CUANDO TODAVÍA no se ha resuelto el caso de los hemofílicos infectados de sida por transfusión sanguínea -el Gobierno conservador francés acaba de poner en marcha una reforma legal que posibilita el enjuiciamiento de los presuntos responsables políticos-, Francia se enfrenta a un nuevo escándalo médico-sanitario que puede tener, igualmente, graves repercusiones políticas. El asunto consiste en que en la década de los ochenta se habría inyectado a niños afectados de enanismo hormonas de crecimiento contaminadas de un virus causante de un proceso degenerativo del sistema nervioso central que ha causado la locura y, después, la muerte de la mayoría de ellos. Y lo más inquietante es que no se puede asegurar que la tragedia haya concluido: un millar de niños fueron tratados entre enero de 1984 y junio de 1985, periodo en el que el riesgo de contaminación fue más alto.La justicia francesa ha encontrado indicios suficientes para incriminar por "homicidio involuntario" a los médicos responsables del tratamiento. Las primeras investigaciones resaltan varios datos inquietantes: la falta de control sobre la causa de la muerte de los donantes de las hipófisis con que se elaboraban dichas hormonas de crecimiento; su fabricación y aplicación hasta el año 1988 (aunque parece que lotes de estas hormonas siguieron estando disponibles hasta 1992), es decir, cuando hacía por lo menos tres años que se habían detectado algunos casos de inoculación del virus infeccioso, y por último, la utilización de técnicas de depuración incapaces de desactivar virus poco resistentes.

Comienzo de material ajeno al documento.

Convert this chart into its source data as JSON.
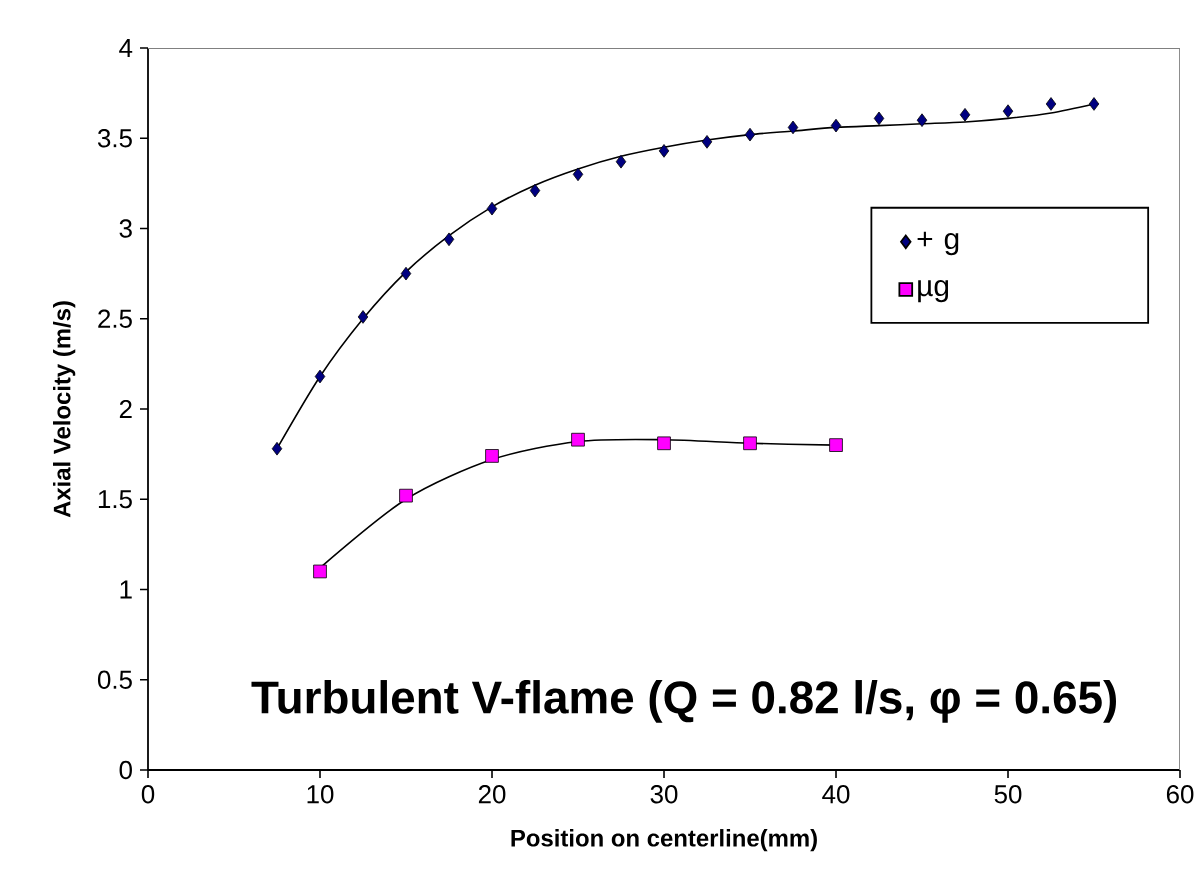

Aunque cuantitativamente este caso pueda parecer menor en relación con el de la sangre contaminada -más de 250 muertos de momento y 1.200 infectados de sida-, cualitativamente es igual de grave: revela pautas de comportamiento médico y científico de alto riesgo, difícilmente comprensibles desde la óptica del ciudadano, así como actuaciones administrativas peligrosamente permisivas, no se sabe si por burocratismo o por causa de una errónea evaluación del riesgo. Todo ello configura un cuadro que a veces se convierte en desencadenante de auténticas catástrofes sanitarias. En Francia y fuera de ella.

La justicia tendrá que determinar si estos comportamientos profesionales y administrativos tienen, o no, entidad penal. Pero aunque no la tuvieran, ello no dejaría de poner en cuestión determinados métodos rnédico-científicos y modos de relación con el paciente. ¿Deben aplicarse tratamientos que pueden ocasionar daños más graves a la salud que la enfermedad que se quiere eliminar? Y, sobre todo, ¿debe ocultarse al paciente el riesgo que corre? Casos como éste deberían servir de revulsivo a profesionales de la medicina y a responsables de los sistemas sanitarios para responder con rigor a estas cuestiones. Bien es verdad que el caso de los niños contaminados en Francia nos retrotrae a una época en que todavía no eran seguras las técnicas de depuración en la fabricación de hormonas de crecimiento. Pero habría que asegurarse de que los comportamientos que lo hicieron posible no se repitan en otras aplicaciones de la medicina.